How “Macron’s mission” aims to shape France’s foreign policy

Newly elected French President Emmanuel Macron has swept into power under a banner discounting “imported neoconservatism” in France. Now as the young head of state sets out to realign the troubled EU, all eyes are focused on what his mission will entail.

In the below analysis by Global Research, a Canada-based think tank, the result of France’s election is distilled down to this: “the EU won the French election, in the person of Emmanuel Macron.”

Similar to Obama’s victorious campaign in the US, Macron won on the promise of hope — hope that the EU can make due on its social contract to provide economic and political protection to its people. But trade imbalances and unregulated internal competition have reduced trust among EU member states. Macron will aim to patch up these grievances as he works to convince Germany to move from austerity to prosperity measures.

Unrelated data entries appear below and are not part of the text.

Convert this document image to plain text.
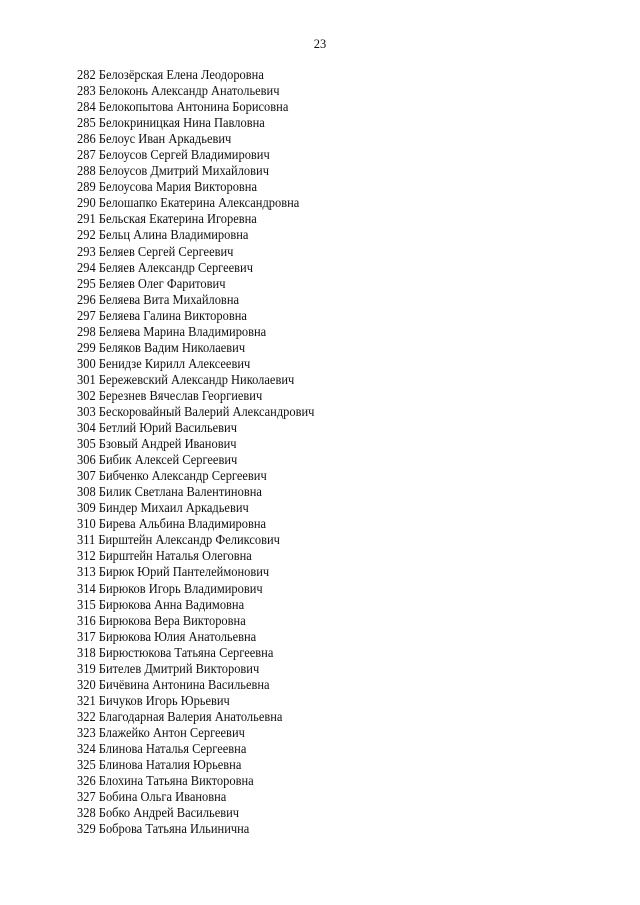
23
282 Белозёрская Елена Леодоровна
283 Белоконь Александр Анатольевич
284 Белокопытова Антонина Борисовна
285 Белокриницкая Нина Павловна
286 Белоус Иван Аркадьевич
287 Белоусов Сергей Владимирович
288 Белоусов Дмитрий Михайлович
289 Белоусова Мария Викторовна
290 Белошапко Екатерина Александровна
291 Бельская Екатерина Игоревна
292 Бельц Алина Владимировна
293 Беляев Сергей Сергеевич
294 Беляев Александр Сергеевич
295 Беляев Олег Фаритович
296 Беляева Вита Михайловна
297 Беляева Галина Викторовна
298 Беляева Марина Владимировна
299 Беляков Вадим Николаевич
300 Бенидзе Кирилл Алексеевич
301 Бережевский Александр Николаевич
302 Березнев Вячеслав Георгиевич
303 Бескоровайный Валерий Александрович
304 Бетлий Юрий Васильевич
305 Бзовый Андрей Иванович
306 Бибик Алексей Сергеевич
307 Бибченко Александр Сергеевич
308 Билик Светлана Валентиновна
309 Биндер Михаил Аркадьевич
310 Бирева Альбина Владимировна
311 Бирштейн Александр Феликсович
312 Бирштейн Наталья Олеговна
313 Бирюк Юрий Пантелеймонович
314 Бирюков Игорь Владимирович
315 Бирюкова Анна Вадимовна
316 Бирюкова Вера Викторовна
317 Бирюкова Юлия Анатольевна
318 Бирюстюкова Татьяна Сергеевна
319 Бителев Дмитрий Викторович
320 Бичёвина Антонина Васильевна
321 Бичуков Игорь Юрьевич
322 Благодарная Валерия Анатольевна
323 Блажейко Антон Сергеевич
324 Блинова Наталья Сергеевна
325 Блинова Наталия Юрьевна
326 Блохина Татьяна Викторовна
327 Бобина Ольга Ивановна
328 Бобко Андрей Васильевич
329 Боброва Татьяна Ильинична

This can be seen clearly on the peripheries of the EU, in Greece. Macron has long been a champion of anti-austerity measures, and he plans to lead a charge to employ a more lenient  policy by collecting less debt when Greece is in the economic doldrums, and more when the country regains is strength.

On Syria, Macron has broken away from his predecessors and the US, declaring that democracy cannot be a panacea forced upon nations from the outside. This suggests that France could be more open to finding a compromise with Assad.

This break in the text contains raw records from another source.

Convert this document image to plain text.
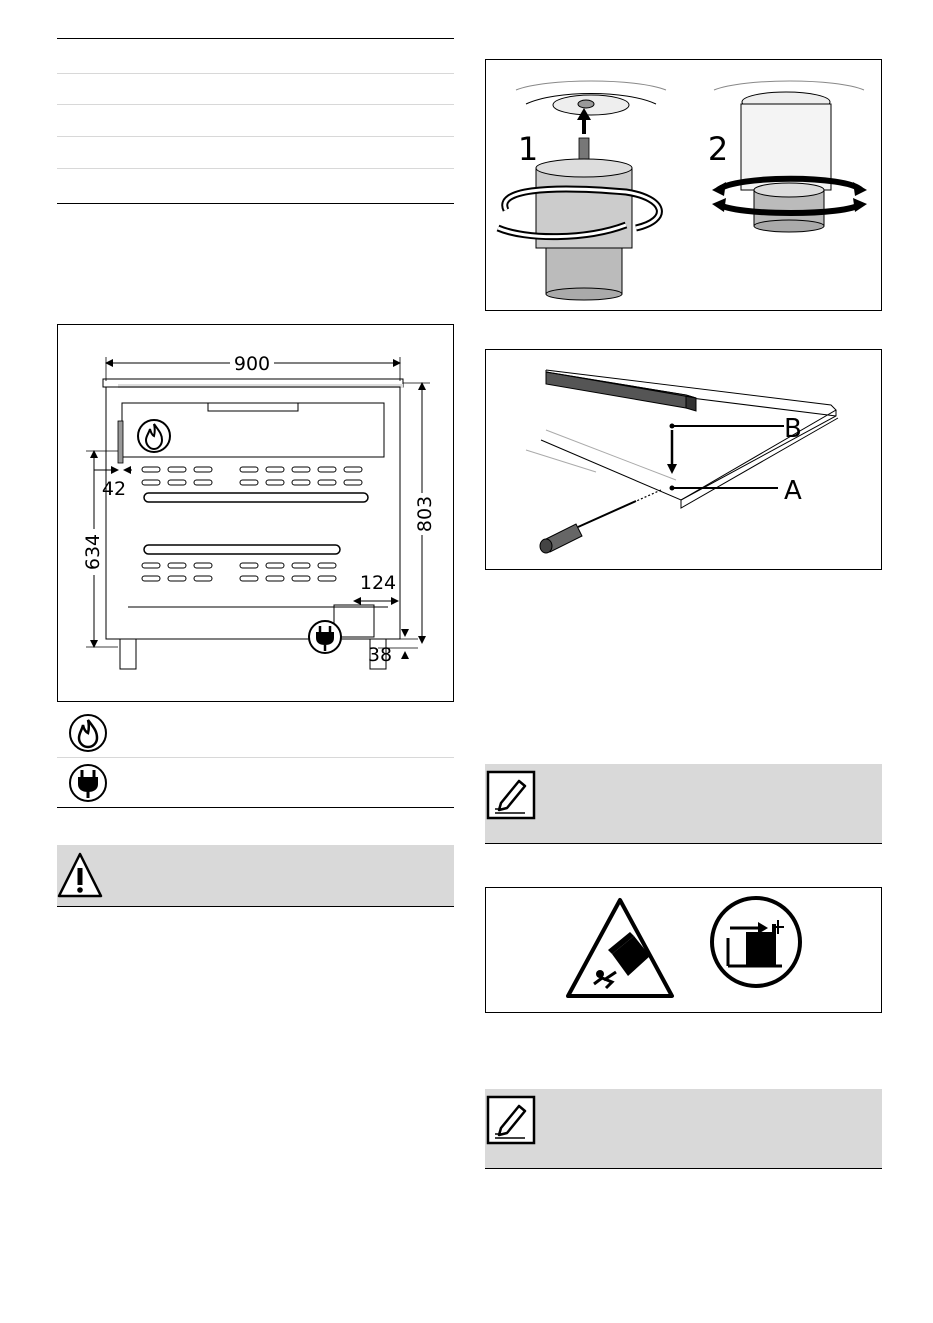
900
803
634
42
124
38
1	2
B
A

On the Ukraine-Russia crisis, he appears to be taking an ambiguious stance, in a move that could see the issue fall into a semi-permanent abeyance.

In the Gulf, considering the large-scale investments Qatar has in France — including a Champs-Elysees shopping mall and the Lido cabaret — Macron could end up being be a strong supporter of the ostracized nation, as the outlook for any particular resolution to its row with four Arab nations looks increasingly unlikely.